Single Payer is the best way we can extract our nation from the grip of corporate greed that has, as its basis, profits before people. The health insurance industry does not provide one ounce of direct health care. They interfere with a person's choice of doctors, and they practice medicine without a license by defining for physicians and other health care providers what they will and will not cover. An interesting study by Taxpayers Against Fraud, www.TAF.org listed the top 20 defrauders of the taxpayer and the government in terms of dollars. Nineteen of the 20 were in some health related for profit industry. And this is the model we want to use as the foundation of our health care system?
I think I need to go further back in history than the Civil Rights movement. What we need is an Emancipation Proclamation,(no not complete enough coverage). Maybe we ought to ask some constitutional scholars if the current plan as proposed violates the 13th Amendment prohibiting slavery.
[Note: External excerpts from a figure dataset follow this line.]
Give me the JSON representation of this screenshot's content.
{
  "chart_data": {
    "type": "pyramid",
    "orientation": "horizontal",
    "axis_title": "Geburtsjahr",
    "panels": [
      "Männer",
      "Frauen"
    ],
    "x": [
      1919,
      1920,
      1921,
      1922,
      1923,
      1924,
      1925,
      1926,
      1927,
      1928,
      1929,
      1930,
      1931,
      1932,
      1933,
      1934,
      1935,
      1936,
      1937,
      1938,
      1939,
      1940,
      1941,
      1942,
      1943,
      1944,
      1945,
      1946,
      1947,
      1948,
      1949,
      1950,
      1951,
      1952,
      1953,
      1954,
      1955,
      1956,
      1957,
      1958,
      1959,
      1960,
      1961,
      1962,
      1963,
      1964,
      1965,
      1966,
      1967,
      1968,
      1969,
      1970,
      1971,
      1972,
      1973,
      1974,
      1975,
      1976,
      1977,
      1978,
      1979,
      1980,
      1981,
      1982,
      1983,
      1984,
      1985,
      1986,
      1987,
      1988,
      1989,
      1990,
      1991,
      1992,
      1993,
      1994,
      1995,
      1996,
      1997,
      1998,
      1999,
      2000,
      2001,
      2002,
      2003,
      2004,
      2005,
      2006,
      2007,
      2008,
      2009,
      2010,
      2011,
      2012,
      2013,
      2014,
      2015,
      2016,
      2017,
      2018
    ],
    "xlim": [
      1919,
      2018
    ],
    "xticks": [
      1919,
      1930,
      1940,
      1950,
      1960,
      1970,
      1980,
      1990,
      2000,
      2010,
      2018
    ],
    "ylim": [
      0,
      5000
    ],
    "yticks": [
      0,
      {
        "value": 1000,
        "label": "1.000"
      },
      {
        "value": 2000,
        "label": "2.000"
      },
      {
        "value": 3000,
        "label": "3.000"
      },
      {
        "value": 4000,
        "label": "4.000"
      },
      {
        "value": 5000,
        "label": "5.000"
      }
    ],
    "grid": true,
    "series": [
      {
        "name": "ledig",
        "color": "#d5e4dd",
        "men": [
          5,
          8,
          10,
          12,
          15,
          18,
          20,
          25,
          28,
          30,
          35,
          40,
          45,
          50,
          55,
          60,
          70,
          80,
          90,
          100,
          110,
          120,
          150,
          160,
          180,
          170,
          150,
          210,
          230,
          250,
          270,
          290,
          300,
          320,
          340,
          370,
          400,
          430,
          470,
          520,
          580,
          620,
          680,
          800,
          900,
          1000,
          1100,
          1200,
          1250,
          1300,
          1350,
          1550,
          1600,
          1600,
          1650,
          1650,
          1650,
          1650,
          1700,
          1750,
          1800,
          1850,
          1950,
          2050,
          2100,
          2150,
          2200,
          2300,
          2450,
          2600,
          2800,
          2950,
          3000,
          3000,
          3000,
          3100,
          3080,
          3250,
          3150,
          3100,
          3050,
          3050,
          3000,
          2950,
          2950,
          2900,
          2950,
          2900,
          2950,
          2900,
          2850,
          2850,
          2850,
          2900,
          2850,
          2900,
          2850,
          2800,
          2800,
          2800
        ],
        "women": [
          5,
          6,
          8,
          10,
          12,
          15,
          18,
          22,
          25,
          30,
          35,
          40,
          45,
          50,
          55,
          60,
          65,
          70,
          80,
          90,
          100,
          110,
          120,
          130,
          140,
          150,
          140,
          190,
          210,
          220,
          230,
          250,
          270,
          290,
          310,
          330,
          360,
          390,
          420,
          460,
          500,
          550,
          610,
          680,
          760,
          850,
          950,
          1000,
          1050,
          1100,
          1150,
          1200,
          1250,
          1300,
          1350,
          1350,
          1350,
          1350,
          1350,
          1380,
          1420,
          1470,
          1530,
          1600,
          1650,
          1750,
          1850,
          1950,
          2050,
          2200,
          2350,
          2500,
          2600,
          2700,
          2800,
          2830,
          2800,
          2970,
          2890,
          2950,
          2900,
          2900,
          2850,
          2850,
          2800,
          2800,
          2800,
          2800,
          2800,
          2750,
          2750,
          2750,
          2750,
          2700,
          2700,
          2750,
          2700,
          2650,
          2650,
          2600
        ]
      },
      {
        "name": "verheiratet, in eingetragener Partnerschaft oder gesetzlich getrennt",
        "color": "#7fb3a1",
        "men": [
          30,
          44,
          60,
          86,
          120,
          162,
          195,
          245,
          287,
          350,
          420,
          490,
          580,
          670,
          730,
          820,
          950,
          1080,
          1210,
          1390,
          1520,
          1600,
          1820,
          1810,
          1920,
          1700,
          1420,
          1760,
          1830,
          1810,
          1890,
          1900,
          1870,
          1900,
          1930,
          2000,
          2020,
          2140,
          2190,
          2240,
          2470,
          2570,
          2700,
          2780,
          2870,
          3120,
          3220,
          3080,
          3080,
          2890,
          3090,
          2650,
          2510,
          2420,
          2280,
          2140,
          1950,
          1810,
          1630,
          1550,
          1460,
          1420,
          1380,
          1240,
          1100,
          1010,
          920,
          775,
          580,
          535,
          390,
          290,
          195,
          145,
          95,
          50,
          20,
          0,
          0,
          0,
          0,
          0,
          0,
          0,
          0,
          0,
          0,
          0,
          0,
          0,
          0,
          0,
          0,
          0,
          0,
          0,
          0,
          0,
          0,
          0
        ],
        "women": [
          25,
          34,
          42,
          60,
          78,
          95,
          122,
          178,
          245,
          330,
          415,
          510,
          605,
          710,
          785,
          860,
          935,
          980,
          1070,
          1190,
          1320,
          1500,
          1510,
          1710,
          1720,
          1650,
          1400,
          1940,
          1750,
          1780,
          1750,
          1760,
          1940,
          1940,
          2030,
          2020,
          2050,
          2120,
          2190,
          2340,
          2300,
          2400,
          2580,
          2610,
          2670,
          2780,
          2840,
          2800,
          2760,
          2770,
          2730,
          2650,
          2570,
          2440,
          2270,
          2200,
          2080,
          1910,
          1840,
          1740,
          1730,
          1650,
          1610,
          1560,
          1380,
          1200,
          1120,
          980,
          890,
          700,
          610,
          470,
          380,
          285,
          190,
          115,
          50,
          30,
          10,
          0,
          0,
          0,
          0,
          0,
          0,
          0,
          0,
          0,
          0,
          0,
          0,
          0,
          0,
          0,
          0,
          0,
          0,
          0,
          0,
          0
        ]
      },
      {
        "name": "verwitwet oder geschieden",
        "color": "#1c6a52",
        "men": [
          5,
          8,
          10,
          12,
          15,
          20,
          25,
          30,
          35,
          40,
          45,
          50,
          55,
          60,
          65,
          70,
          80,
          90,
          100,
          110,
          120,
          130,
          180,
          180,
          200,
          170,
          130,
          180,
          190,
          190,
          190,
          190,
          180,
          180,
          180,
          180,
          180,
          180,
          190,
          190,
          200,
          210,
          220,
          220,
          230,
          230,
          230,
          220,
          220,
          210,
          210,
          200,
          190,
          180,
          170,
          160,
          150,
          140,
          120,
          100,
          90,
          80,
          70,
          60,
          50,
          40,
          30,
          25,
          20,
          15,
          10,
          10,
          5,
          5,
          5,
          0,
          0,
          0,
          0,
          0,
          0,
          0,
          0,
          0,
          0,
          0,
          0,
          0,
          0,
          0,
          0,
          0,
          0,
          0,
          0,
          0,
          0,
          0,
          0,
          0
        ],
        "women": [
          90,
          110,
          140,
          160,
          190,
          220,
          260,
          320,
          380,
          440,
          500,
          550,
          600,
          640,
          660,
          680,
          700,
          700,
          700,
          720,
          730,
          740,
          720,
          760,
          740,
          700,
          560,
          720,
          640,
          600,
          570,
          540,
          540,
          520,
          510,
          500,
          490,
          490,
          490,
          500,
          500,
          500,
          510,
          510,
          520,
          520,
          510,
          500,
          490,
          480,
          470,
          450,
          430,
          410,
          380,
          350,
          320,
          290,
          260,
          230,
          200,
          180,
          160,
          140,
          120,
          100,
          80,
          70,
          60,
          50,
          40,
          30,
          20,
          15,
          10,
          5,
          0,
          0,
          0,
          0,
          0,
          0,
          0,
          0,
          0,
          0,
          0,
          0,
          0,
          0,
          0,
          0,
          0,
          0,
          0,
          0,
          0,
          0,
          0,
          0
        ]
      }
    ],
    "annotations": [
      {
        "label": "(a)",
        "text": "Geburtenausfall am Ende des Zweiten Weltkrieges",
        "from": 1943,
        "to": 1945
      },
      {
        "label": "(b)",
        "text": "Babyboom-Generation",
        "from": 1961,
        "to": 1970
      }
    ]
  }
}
Because enslaved is what we are now, and further enslaved is what we shall become with this gift to the insurance companies. They're laughing all the way to the bank from the millions of new policies being delivered to them on a platter.
I believe, before any vote is taken on this, we need to insist on a full, respectful publicly broadcast hearing on Single Payer HR 676. The single payer advocates were shut out of the first hearings on health reform and put behind their own goal line on President Obama's "level playing field" when he put a gag order on it. This issue may represent 17% of the economy (and single payer IS a cost-saver), but it affects 100% of the population.
No action should be taken on this bill before that is done and the merits of single payer examined openly and fairly. And just to be fair, this time the industry representatives will be "uninvited".
I hate to see the good provisions of the current bill held hostage. We desperately need the expansion of the community health centers to provide primary care and doctors to underserved areas. There is a separate bill already filed for that which could be considered.
Don't give up on SINGLE PAYER!!! As Alice Walker says, "The most common way that people give up their power is to think they don't have any." For the most comprehensive information on single payer go to Physicians for a National Health Program www.pnhp.org. They've been working on this for 25 years! And God bless Bill Moyers for being one of the few journalists to give them a voice. You can view or download transcripts of the 3 or 4 shows he has dedicated to this at the PBS website (Bill Moyers Journal).
So, my final synthesis of the current proposed legislation:
YOU DON'T ABOLISH SLAVERY BY "TWEAKING" THE PLANTATION SYSTEM AND THEN FORCING THE SLAVES TO BUY COTTON.